– Я был, как уже говорил, на Сескаре. Там было только трое офицеров: я, командир пулеметного взвода, да еще лейтенант на небольшом аэродроме находился. В моем огневом взводе служило ровно 40 человек, я был сорок первым. Причем я назывался начальником гарнизона. На постах не было ни радио, ни даже телефонов. И вдруг утром 9 мая 1945 года прибежал к нам пацан-связист и рассказал, что поймал московскую радиостанцию, на которой услышал о безоговорочной капитуляции Германии. Потом нам официальную телеграмму о Победе дали. В общем, матросов поздравили, зарезали бычка и хорошенько отпраздновали.

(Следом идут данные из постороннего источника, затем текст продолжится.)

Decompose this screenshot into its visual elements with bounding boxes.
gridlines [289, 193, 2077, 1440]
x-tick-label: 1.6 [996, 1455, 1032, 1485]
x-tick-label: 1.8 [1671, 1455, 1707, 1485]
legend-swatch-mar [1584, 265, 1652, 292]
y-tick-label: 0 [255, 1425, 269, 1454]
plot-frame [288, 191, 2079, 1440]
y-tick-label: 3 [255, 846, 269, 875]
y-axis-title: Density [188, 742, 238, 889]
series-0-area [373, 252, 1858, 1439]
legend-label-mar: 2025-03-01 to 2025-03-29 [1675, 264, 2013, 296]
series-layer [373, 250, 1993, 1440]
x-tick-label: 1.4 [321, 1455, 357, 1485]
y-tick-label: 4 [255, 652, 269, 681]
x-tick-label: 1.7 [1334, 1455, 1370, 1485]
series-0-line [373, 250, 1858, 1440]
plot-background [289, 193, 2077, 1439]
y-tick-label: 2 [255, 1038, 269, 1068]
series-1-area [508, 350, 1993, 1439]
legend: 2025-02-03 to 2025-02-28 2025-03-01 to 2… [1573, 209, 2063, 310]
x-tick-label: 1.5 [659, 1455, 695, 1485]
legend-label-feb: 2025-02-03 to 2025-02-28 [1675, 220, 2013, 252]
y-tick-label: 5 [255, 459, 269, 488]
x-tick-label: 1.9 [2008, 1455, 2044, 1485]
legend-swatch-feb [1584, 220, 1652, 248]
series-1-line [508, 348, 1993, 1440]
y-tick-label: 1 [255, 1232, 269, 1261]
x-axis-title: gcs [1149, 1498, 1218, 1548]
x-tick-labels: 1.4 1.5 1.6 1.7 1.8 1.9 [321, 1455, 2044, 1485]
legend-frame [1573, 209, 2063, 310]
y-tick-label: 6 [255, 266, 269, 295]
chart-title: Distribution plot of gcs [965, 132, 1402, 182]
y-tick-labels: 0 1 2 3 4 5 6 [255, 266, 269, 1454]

– Что было самым страшным на войне?
– Знаете, бывалому солдату или маститому полковнику страшно, потому что он знает, что это страшно. Но сопливым пацанам, курсантам, которые могли из-за девчонки нос разбить друг другу, чувство страха было неведомо. Я себя часто спрашивал, а почему тогда не испугался в рукопашной и быстро заколол фрица. Вот если бы мне сказали свинью заколоть, может быть, и неприятно было бы, но тут даже ничего не почувствовал. Откровенно говоря, помогло чувство ненависти, сидевшее внутри, оно все-таки сыграло роль. Но потом страх и во мне появился. Например, когда на горе Гасфорта установилось кратковременное затишье, то я подружился со своими подчиненными-моряками, ведь среди них был мальчишкой по возрасту. К тому времени немцы Камары взяли, а справа от нас оборонялась 11-я рота, наша была 10-й, и соседей противник сильно долбал с фланга, я даже туда высылал свое резервное отделение, чтобы помочь им остановить продвижение врага. Мы были уверены в том, что враги рано или поздно нас сметут, они уже стреляют нам в спину. И вот я все время думал, как же быть, а у меня во взводе служил крымчанин, он мне сказал: «Я тут все знаю, с отцом выходил каждую тропинку в горах, даже купался практически каждый день в реке Черной, я выведу, знаю, где хранили продовольствие для партизан». Поэтому у меня поселился страх – пусть и ранят, ладно, лишь бы не в ноги. Очень боялся, что тогда не смогу уйти со всеми в горы. И как назло, все ранения у меня были в ноги, и снова в ноги.
Л.Н. Ройтенбурд
– Как относились к женщинам на войне?
– Рядовые бойцы и младшие офицеры, такие как я, с большим уважением и даже преклонением. Ну, как может боец плохо относиться к девушке, которая, в два раза меньше весом, на плащ-палатке тащит его несколько километров до медсанбата, рискуя жизнью. Мы лелеяли их. Вы наверняка знаете о Нине Ониловой, пулеметчице 54-го стрелкового полка 25-й Чапаевской стрелковой дивизии. Она служила в роте, которой командовал мой друг, также курсант, Николай Бондарь, мы с ним вместе оканчивали эти знаменитые семидневные курсы офицеров. Он был назначен командиром пулеметного взвода и вскоре стал руководить всей ротой. Эта дивизия располагалась по соседству с нашей 345-й стрелковой. Мой батальон находился на правом фланге, у нас своей бани не было, а у «чапаевцев» имелась баня, мы с ними договорились и пошли помыться, и вдруг по дороге встречаю Колю Бондаря. Обрадовались сильно, ведь мы с ним еще с училища дружили, пошли к нему в ротную землянку. Выпили по сто граммов, поговорили, ведь на войне времени на разговоры обычно нет. И тут спускается какой-то солдатик, причем ушанка у него на голове завязана почему-то не на макушке, а на затылке. Думаю, такого я еще не видел. Подойдя к нам, этот солдатик женским голосом спрашивает: «Ребята, а не дадите закурить?» Тогда Коля мне говорит: «Познакомься, это Нина Онилова». Ну, две минуты постояли с ней, попрощались, и я ушел. Потом мне рассказывали, что 1 марта 1942 года Нина была тяжело ранена, а в ночь на 8 марта умерла. В общем, мы к женщинам относились очень хорошо.